Os casos de dengue no Rio de Janeiro aumentaram assustadoramente desde o início deste ano. Isso fez com que os demais estados aumentassem o controle e a prevenção contra focos do mosquito Aedes aegypti, transmissor da doença. Em Santa Catarina o alerta foi repassado aos municípios. Em Tubarão, teve início na segunda-feira a colocação de novas armadilhas.

A meta é passar de 220 para 400 locais de observação. Já os pontos estratégicos deverão passar de 93 para 150.
Mais de 200 atendimentos foram realizados nos últimos 15 dias. “A epidemia no Rio deixou as pessoas com medo, por isso, elas nos ligam, pedem explicações, fazem denúncias”, relata a coordenadora do programa municipal de combate a dengue, Claudete Soares. As denúncias são verificadas no máximo em 48 horas.

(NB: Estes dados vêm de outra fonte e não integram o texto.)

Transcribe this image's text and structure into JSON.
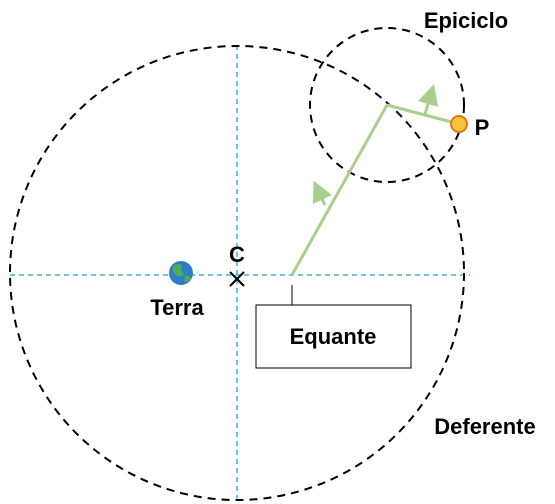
{
  "labels": {
    "epicycle": "Epiciclo",
    "planet": "P",
    "center": "C",
    "earth": "Terra",
    "equant": "Equante",
    "deferent": "Deferente"
  }
}
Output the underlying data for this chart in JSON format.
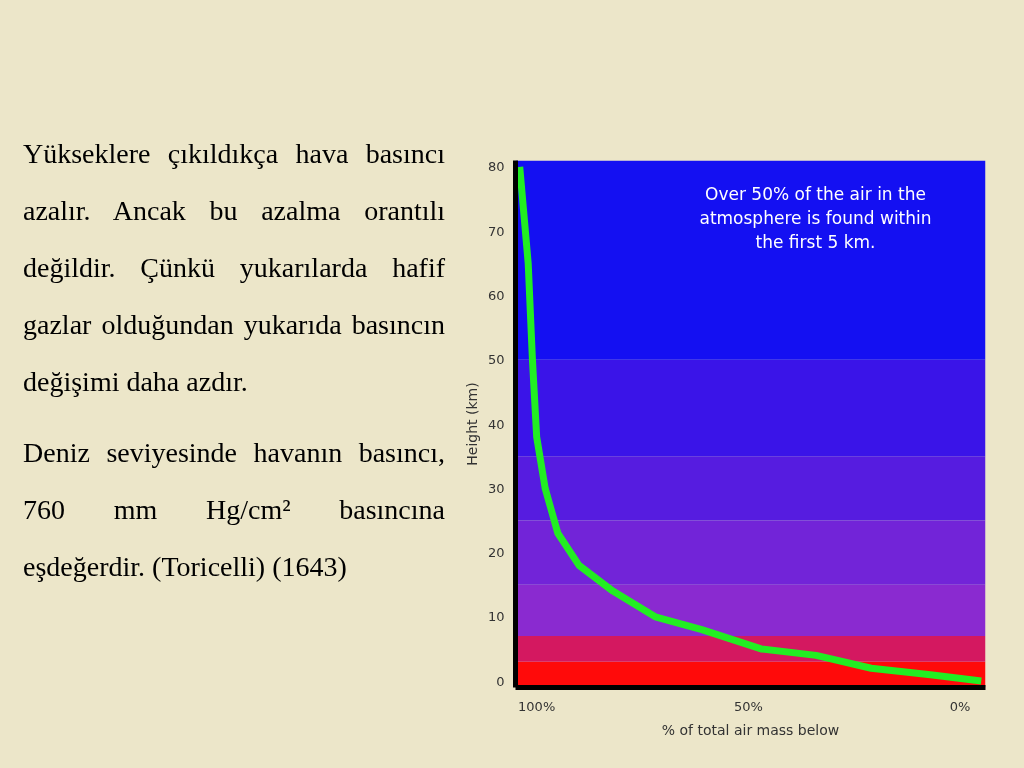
{
  "chart_data": {
    "type": "line",
    "xlabel": "% of total air mass below",
    "ylabel": "Height (km)",
    "x": [
      104,
      102,
      101,
      100,
      98,
      95,
      90,
      82,
      72,
      61,
      47,
      34,
      21,
      7,
      -5
    ],
    "series": [
      {
        "color": "#22ee22",
        "values": [
          80,
          65,
          50,
          38,
          30,
          23,
          18,
          14,
          10,
          8,
          5,
          4,
          2,
          1,
          0
        ]
      }
    ],
    "xlim": [
      105,
      -6
    ],
    "ylim": [
      -1,
      81
    ],
    "xticks": [
      {
        "value": 100,
        "label": "100%"
      },
      {
        "value": 50,
        "label": "50%"
      },
      {
        "value": 0,
        "label": "0%"
      }
    ],
    "yticks": [
      0,
      10,
      20,
      30,
      40,
      50,
      60,
      70,
      80
    ],
    "grid": false,
    "marker": "none",
    "line_style": "solid",
    "bands": [
      {
        "axis": "y",
        "from": -1,
        "to": 3,
        "color": "#ff0a0a"
      },
      {
        "axis": "y",
        "from": 3,
        "to": 7,
        "color": "#d41860"
      },
      {
        "axis": "y",
        "from": 7,
        "to": 15,
        "color": "#8a2ad0"
      },
      {
        "axis": "y",
        "from": 15,
        "to": 25,
        "color": "#7224d8"
      },
      {
        "axis": "y",
        "from": 25,
        "to": 35,
        "color": "#561ce0"
      },
      {
        "axis": "y",
        "from": 35,
        "to": 50,
        "color": "#3a14e8"
      },
      {
        "axis": "y",
        "from": 50,
        "to": 81,
        "color": "#1410f2"
      }
    ],
    "annotations": [
      "Over 50% of the air in the atmosphere is found within the first 5 km.",
      "Yükseklere çıkıldıkça hava basıncı azalır. Ancak bu azalma orantılı değildir. Çünkü yukarılarda hafif gazlar olduğundan yukarıda basıncın değişimi daha azdır.",
      "Deniz seviyesinde havanın basıncı, 760 mm Hg/cm² basıncına eşdeğerdir. (Toricelli) (1643)"
    ]
  }
}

“Quando ligam já fazemos uma ficha e depois repassamos para as agentes de controle da dengue que fazem as visitas”, explica. De quatro denúncias por mês, a média passou para 37, somente em fevereiro.
A intenção da equipe é que 100% do município tenha cobertura com armadilhas e pontos estratégicos. “As armadilhas ficam em locais com um bom trânsito de pessoas, já os pontos estratégicos são locais em que seriam criadores naturais de mosquitos, como borracharias, cemitérios”, exemplifica.

O medo também fez com que as pessoas ficassem menos resistentes ao trabalho dos agentes da dengue. “Se antes apenas 50% das pessoas abriam as casas para as visitas, agora temos 80%. Antes abrir a porta para o agente do que deixar o mosquito entrar”, adverte.